Parallel applications are essential for efficiently using the computational power of a MultiProcessor System-on-Chip (MPSoC). Unfortunately, these applications do not scale effortlessly with the number of cores because of synchronization operations that take away valuable computational time and restrict the parallelization gains. The existing solutions either restrict the application to a subset of synchronization primitives, require refactoring the source code of it, or both.
We introduce Subutai, a hardware/software architecture designed to distribute the synchronization mechanisms over the Network-on-Chip. Subutai is comprised of novel hardware specialized in accelerating synchronization operations, a small private memory for recording events, an operating system driver, and a user space custom library that supports legacy and novel parallel applications.

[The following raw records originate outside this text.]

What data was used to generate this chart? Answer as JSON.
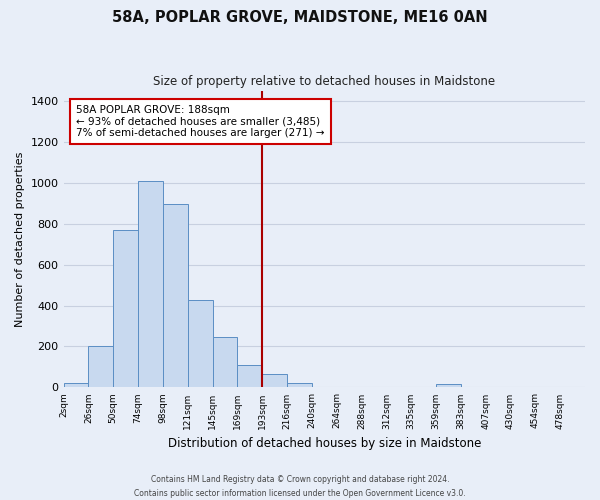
{
  "title": "58A, POPLAR GROVE, MAIDSTONE, ME16 0AN",
  "subtitle": "Size of property relative to detached houses in Maidstone",
  "xlabel": "Distribution of detached houses by size in Maidstone",
  "ylabel": "Number of detached properties",
  "bin_labels": [
    "2sqm",
    "26sqm",
    "50sqm",
    "74sqm",
    "98sqm",
    "121sqm",
    "145sqm",
    "169sqm",
    "193sqm",
    "216sqm",
    "240sqm",
    "264sqm",
    "288sqm",
    "312sqm",
    "335sqm",
    "359sqm",
    "383sqm",
    "407sqm",
    "430sqm",
    "454sqm",
    "478sqm"
  ],
  "bar_heights": [
    20,
    200,
    770,
    1010,
    895,
    425,
    245,
    110,
    68,
    22,
    0,
    0,
    0,
    0,
    0,
    18,
    0,
    0,
    0,
    0,
    0
  ],
  "bar_color": "#c8d9ef",
  "bar_edge_color": "#5b8ec4",
  "vline_color": "#aa0000",
  "annotation_title": "58A POPLAR GROVE: 188sqm",
  "annotation_line1": "← 93% of detached houses are smaller (3,485)",
  "annotation_line2": "7% of semi-detached houses are larger (271) →",
  "annotation_box_color": "#ffffff",
  "annotation_box_edge": "#cc0000",
  "background_color": "#e8eef8",
  "grid_color": "#c8d0e0",
  "ylim": [
    0,
    1450
  ],
  "yticks": [
    0,
    200,
    400,
    600,
    800,
    1000,
    1200,
    1400
  ],
  "footer_line1": "Contains HM Land Registry data © Crown copyright and database right 2024.",
  "footer_line2": "Contains public sector information licensed under the Open Government Licence v3.0."
}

We target the POSIX Threads (PThreads) library as it is widely used as a synchronization library, and internally by other libraries such as OpenMP and Threading Building Blocks. We also provide extensions to Subutai intended to further accelerate parallel applications in two scenarios: (i) multiple applications running in a highly-contended scheduling scenario; (ii) remove the access serialization to condition variables in PThreads. Experimental results with four applications from the PARSEC benchmark running on a 64-core MPSoC show an average application speedup of 1.57× compared with the legacy software solutions. The same applications are further sped up to 5% using our proposed Critical Section-aware scheduling policy compared to a baseline Round-Robin scheduler without any changes in the application source code.